Proceedings of the 7th conference of the European Society for Fuzzy Logic and Technology (EUSFLAT-2011), 2011

—In this article, we introduce a computational model for the appraisal processes underlying emotion regulation from the perspective of Affect Control Theory. According to this theory, the affective meaning of emotions, behaviours, objects, and other entities can be assessed and projected onto a three dimensional space of evaluation, potency, and activity.
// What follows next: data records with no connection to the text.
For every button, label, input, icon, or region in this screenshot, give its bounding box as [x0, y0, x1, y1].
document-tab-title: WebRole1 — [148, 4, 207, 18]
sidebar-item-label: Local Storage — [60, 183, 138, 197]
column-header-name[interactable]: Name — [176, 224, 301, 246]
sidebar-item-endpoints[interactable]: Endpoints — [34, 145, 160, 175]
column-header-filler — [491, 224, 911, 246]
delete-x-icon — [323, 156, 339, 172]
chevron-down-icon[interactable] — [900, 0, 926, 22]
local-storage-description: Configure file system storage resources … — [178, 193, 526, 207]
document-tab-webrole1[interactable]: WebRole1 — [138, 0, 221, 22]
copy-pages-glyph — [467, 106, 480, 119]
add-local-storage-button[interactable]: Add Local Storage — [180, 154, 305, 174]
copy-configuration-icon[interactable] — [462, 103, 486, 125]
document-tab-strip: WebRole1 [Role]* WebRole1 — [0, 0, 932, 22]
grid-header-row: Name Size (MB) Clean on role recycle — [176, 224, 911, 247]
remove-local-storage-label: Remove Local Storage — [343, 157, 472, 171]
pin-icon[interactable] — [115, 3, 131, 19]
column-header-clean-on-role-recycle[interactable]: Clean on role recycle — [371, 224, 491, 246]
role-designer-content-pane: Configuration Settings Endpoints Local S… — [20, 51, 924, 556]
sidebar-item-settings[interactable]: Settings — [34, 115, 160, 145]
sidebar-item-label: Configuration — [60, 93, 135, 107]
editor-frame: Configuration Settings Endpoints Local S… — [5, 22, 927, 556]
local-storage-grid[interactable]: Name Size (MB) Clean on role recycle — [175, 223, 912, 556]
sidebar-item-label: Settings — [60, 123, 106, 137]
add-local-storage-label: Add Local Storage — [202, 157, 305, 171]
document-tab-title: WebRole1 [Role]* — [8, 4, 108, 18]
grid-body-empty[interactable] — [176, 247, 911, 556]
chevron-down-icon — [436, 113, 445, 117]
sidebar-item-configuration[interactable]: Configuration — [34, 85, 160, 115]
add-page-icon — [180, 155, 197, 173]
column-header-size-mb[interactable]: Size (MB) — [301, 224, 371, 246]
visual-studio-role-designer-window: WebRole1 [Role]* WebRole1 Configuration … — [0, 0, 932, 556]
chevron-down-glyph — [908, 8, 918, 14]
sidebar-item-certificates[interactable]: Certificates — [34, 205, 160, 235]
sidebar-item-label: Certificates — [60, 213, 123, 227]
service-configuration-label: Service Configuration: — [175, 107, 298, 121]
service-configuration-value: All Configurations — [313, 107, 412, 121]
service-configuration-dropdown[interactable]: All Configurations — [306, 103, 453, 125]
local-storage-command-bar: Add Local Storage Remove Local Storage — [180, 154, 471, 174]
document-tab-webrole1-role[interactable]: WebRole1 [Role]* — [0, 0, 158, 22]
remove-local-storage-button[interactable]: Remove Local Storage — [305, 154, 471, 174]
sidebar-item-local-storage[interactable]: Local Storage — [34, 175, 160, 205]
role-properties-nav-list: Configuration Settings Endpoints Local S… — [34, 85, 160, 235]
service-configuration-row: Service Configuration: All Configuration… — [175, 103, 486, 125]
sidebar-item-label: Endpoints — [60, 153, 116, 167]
This concept was applied to events occurring in the environment of an affective agent in order to study the dynamics of emotional changes caused by these events. Several appraisal processes were used to effectively analyze the affective impact of the occurred events and to interpret them in terms of the three dimensions of the affect control theory. A fuzzy automata framework was investigated and found to be a good fit to represent the dynamics of changes in the affective states and to effectively picture the transitions between different emotional response levels. Based on the results obtained from conducted experiments, we can argue that the proposed model has the potential to be used in predicting the emotional changes in (human/virtual) agents as a result of the occurrence of emotion-triggering events. Furthermore, it would appear that the proposed model has the capability to be used as the kernel of an extended system developed for reverse engineering events, and to generate and apply those in-favor of emotion regulation process.